The Health Net Order considered a paragraph included in employee severance documents that stated “nothing in this Release precludes Employee from participating in any investigation or proceeding before any federal or state agency or government body… however, while Employee may file a charge and participate in any such proceeding, by signing this Release, Employee waives any right to bring a lawsuit against the Company, and waives any right to any individual monetary recovery in any such proceeding or lawsuit or in any proceeding brought based on any communication by Employee to any federal, state, or local government agency or department” The Health Net Order stated that seeking to remove “the critically important financial incentives” to communicating with the SEC undermined the purpose of Section 21F, which is to encourage individuals to report to the SEC.
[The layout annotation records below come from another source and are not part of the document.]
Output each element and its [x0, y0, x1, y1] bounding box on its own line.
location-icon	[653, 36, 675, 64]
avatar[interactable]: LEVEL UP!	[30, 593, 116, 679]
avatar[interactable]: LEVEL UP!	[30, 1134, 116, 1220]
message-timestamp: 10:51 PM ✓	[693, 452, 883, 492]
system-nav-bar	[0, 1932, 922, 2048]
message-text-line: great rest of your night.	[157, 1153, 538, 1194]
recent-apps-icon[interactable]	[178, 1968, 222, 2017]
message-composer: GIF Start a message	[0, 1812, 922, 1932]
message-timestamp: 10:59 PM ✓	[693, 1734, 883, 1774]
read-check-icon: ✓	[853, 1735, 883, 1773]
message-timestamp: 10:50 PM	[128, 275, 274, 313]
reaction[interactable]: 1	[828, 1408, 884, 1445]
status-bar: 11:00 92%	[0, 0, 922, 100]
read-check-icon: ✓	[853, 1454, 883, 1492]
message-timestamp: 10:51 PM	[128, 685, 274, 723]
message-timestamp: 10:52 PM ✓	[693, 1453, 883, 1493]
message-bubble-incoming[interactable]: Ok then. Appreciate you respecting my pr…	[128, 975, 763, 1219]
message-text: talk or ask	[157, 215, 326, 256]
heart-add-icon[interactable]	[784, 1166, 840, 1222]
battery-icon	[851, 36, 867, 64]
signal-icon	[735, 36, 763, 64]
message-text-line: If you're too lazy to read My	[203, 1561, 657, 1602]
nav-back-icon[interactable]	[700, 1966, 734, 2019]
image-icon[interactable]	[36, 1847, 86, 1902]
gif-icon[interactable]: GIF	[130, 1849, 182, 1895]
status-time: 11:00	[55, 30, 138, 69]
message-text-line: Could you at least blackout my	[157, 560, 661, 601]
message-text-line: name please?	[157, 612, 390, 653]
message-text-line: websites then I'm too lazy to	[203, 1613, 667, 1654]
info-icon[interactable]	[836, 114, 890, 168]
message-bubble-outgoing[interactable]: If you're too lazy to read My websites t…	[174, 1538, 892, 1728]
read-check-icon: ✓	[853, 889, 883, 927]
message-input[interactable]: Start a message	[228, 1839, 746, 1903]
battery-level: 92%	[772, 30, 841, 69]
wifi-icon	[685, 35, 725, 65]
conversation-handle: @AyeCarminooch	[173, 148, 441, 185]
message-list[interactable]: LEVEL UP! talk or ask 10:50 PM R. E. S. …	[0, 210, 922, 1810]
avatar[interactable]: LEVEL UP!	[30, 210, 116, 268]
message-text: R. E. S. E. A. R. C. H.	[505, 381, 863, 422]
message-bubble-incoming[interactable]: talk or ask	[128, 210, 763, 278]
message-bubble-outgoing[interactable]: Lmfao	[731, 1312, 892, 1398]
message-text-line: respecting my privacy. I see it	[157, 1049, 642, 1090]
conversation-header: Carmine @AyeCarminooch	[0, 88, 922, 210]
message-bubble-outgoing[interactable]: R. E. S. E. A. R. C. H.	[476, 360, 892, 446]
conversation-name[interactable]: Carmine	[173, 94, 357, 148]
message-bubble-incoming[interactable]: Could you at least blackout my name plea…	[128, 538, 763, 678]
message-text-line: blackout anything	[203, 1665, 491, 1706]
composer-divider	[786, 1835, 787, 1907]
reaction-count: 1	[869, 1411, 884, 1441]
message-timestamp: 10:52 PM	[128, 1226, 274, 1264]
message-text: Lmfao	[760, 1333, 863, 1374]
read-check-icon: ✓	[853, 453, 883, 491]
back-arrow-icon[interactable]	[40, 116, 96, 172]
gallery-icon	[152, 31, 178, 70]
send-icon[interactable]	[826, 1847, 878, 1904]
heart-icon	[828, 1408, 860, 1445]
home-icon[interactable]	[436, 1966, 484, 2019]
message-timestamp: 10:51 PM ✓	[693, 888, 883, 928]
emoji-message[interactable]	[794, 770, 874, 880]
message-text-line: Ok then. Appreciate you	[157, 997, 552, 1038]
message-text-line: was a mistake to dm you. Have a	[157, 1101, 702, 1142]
New Whistleblower Protections under the Ontario Securities Act
The Ontario Securities Commission (the “OSC”) established a new whistleblower program in July 2016. Like its American counterpart the OSC’s whistleblower program features monetary incentives for individuals who provide the OSC with information related to securities law misconduct, and also similarly emphasizes the need for whistleblower protections to encourage individuals to come forward with information. The OSC whistleblower protections in the Securities Act focus on anti-reprisal and anti-confidentiality provisions. As previously discussed on our blog, an important difference between the whistleblower regime in Ontario compared to the SEC program is that in Ontario, to the extent that contractual provisions prevent disclosure to securities regulators they are void, whereas in the United States it is a breach of securities law to impede such disclosure. This notwithstanding, how the American authorities deal with severance provisions and other dealings with departing employees, will be informative for articulating and administrating policies of Canadian firms.